Zu teuer gibts nicht

Gute Geschäfte halten die Kultur am Leben.

Gehen Sie einkaufen! Denn nur der Markt erhält die Freiheit. (iStock)

Wir leben in unruhigen Zeiten, meine Damen und Herren, und da ist Einkaufen die erste Bürgerpflicht. Denn nur der Markt erhält die Freiheit. Wie wir zum Beispiel sehen an den bisher gerne mal verteufelten Industriekapitänen und Grossunternehmen, die sich in den USA gegen Protektionismus und Immobilität stellen und so das geistige Erbe dieses grossartigen Landes vor seinen Verwesern schützen. In diesem Sinne also: Gehen Sie einkaufen.

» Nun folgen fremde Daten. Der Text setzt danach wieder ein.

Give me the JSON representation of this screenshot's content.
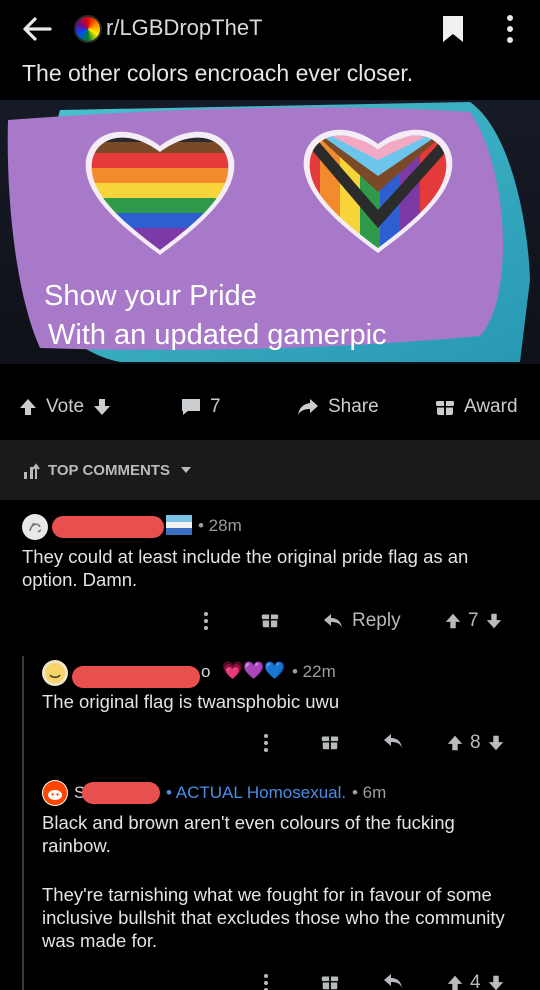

Das ist eine ganz neue Form des ethischen Konsums. Und falls Sie (was in der Schweiz passieren kann) protestantische Skrupel gegen üppigere Aufwendungen haben oder Ihnen etwa die Anschaffung einer Hermès-Regenjacke für anderthalbtausend Franken als reflexionswürdiger Luxus erscheint, habe ich im Folgenden ein paar Argumentationshilfen für Sie. Zur Anwendung in der Auseinandersetzung mit Ihrem Gewissen oder Ihrer besseren Hälfte oder beiden. Here we go:

  1. Es ist nur noch eins da

    Die mutmassliche Einzigartigkeit einer Regenjacke ist leichter zu rechtfertigen, wenn sie tatsächlich die letzte ihrer Art ist. Oder wenigstens die letzte in Ihrer Grösse.

  2. Es ist reduziert

    Egal, wie teuer es war und/oder immer noch ist: Alles, was reduziert ist, ist ein gutes Geschäft.

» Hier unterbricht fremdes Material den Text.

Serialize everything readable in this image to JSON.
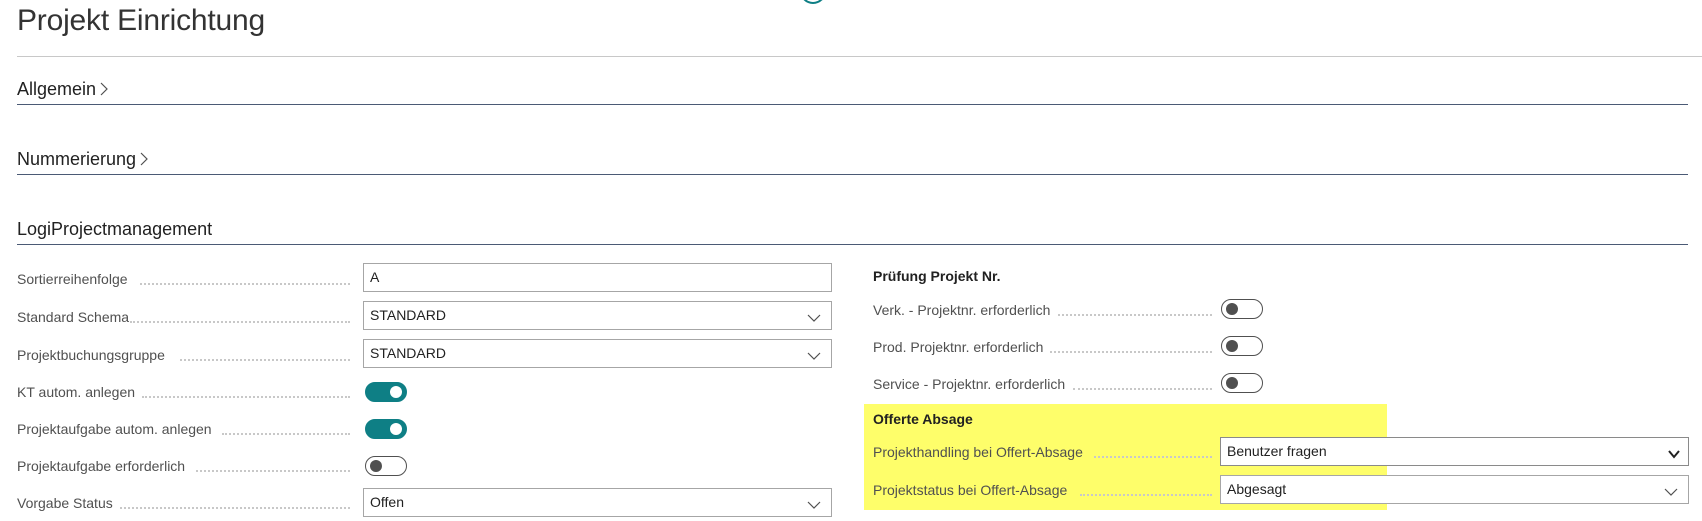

  3. Es ist in der Schweiz hergestellt

    Damit unterstützen Sie direkt die heimische Wirtschaft. Idealerweise auch noch unbedenklich und nachhaltig durch die ökologische Wohlfeilheit des Produkts und seines Lebenszyklus. Besser gehts quasi gar nicht.

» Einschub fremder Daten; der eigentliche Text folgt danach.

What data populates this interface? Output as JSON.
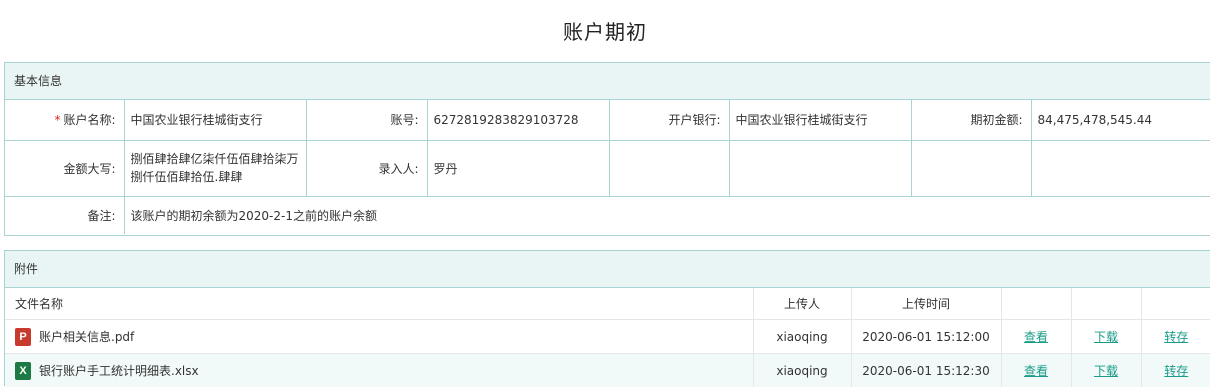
{
  "page_title": "账户期初",
  "basic": {
    "section_title": "基本信息",
    "required_mark": "*",
    "account_name_label": "账户名称:",
    "account_name": "中国农业银行桂城街支行",
    "account_no_label": "账号:",
    "account_no": "6272819283829103728",
    "bank_label": "开户银行:",
    "bank": "中国农业银行桂城街支行",
    "opening_amount_label": "期初金额:",
    "opening_amount": "84,475,478,545.44",
    "amount_words_label": "金额大写:",
    "amount_words": "捌佰肆拾肆亿柒仟伍佰肆拾柒万捌仟伍佰肆拾伍.肆肆",
    "entered_by_label": "录入人:",
    "entered_by": "罗丹",
    "remark_label": "备注:",
    "remark": "该账户的期初余额为2020-2-1之前的账户余额"
  },
  "attachments": {
    "section_title": "附件",
    "headers": {
      "file_name": "文件名称",
      "uploader": "上传人",
      "upload_time": "上传时间"
    },
    "actions": {
      "view": "查看",
      "download": "下载",
      "forward": "转存"
    },
    "files": [
      {
        "icon": "pdf-file-icon",
        "glyph": "P",
        "name": "账户相关信息.pdf",
        "uploader": "xiaoqing",
        "time": "2020-06-01 15:12:00"
      },
      {
        "icon": "excel-file-icon",
        "glyph": "X",
        "name": "银行账户手工统计明细表.xlsx",
        "uploader": "xiaoqing",
        "time": "2020-06-01 15:12:30"
      }
    ]
  },
  "colors": {
    "border": "#a9d3d2",
    "header_bg": "#e9f5f4",
    "link": "#1a9c88",
    "required": "#e02424"
  }
}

  4. Investitionen muss man umlegen

    Und zwar auf die prospektive Lebenszeit, unter Beachtung eines möglichen Wiederverkaufswerts. Vom Knoll-Sideboard bis zum Bentley Mulsanne können Sie auf diese Weise die Anschaffungskosten auf einen sehr erträglichen Tagessatz herunterbrechen. Und sollte der Tagessatz immer noch nur so halb erträglich sein, brechen Sie einfach weiter runter: auf Stunden. Oder Minuten.

  5. Drücken Sie den Preis neu aus

    Es ist alles eine Frage des Framings: Drücken Sie den Preis einer Sache, die Ihnen vielleicht ein wenig extravagant vorkommt, einfach in den entsprechenden Einheiten eines Alltagskonsums aus, also zum Beispiel: Diese Handseife kostet doch nur so viel wie knapp 5 Venti Lowfoam Nonfat Latte. Zum Glück ist Starbucks hierzulande teurer als irgendwo sonst auf der Welt.

3 Kommentare zu «Zu teuer gibts nicht»

  • Meinrad sagt:

    Ist man katholisch, so kennt man keinen Skrupel. Wir haben Ablässe und tragen den göttlichen Funken (lateinisch scintilla) in uns. Allerdings: Sind die Ziffern 1 bis 5 nicht auch Ablässe, welche der Einfachheit halber die Transzendenz weglassen? O je, ich berufe mich wieder mal auf Narrative.

  • reto sagt:

    Oder man misst die Seife in Augentlichtern. 10.- und ein Mensch kann wieder sehen. Aber so vergleicht man die Seife nicht so gern oder?

  • Henry sagt:

    Ich kaufe, also bin ich (nowadays natürlich „lease oder finanziere“, man prophezeit schließlich schon seit Dekaden, daß die Amerkaner fallieren würden,nur weil sie mit der 6.Kreditkarte die ultimativ fällig gestellten Schulden der 9. Karte bezahlen) Aber der Herr Doktor hat schon recht. Die lächerlich ch teuren Kandahar -Echtfellstiefel vom Heimatwerk in der Bahnhofstraße sind jetzt bald 10 Jahre alt.
    EIn idealer Schuh zum Après-Ski. Dort findet sich auch immer wieder ein verblendetes Fräulein, moralisch empört und gesteigert enerviert ob des Tierfells. Das Zitat Sebastian Horsleys: „Ich stelle 2 Anforderungen an Tiere : Sie müssen gut schmecken und gut sitzen“, kommt bei der meist humorlosen Generation U30, die nach moralischen Überzeugungen einkauft, also lebt, ganz schlecht an….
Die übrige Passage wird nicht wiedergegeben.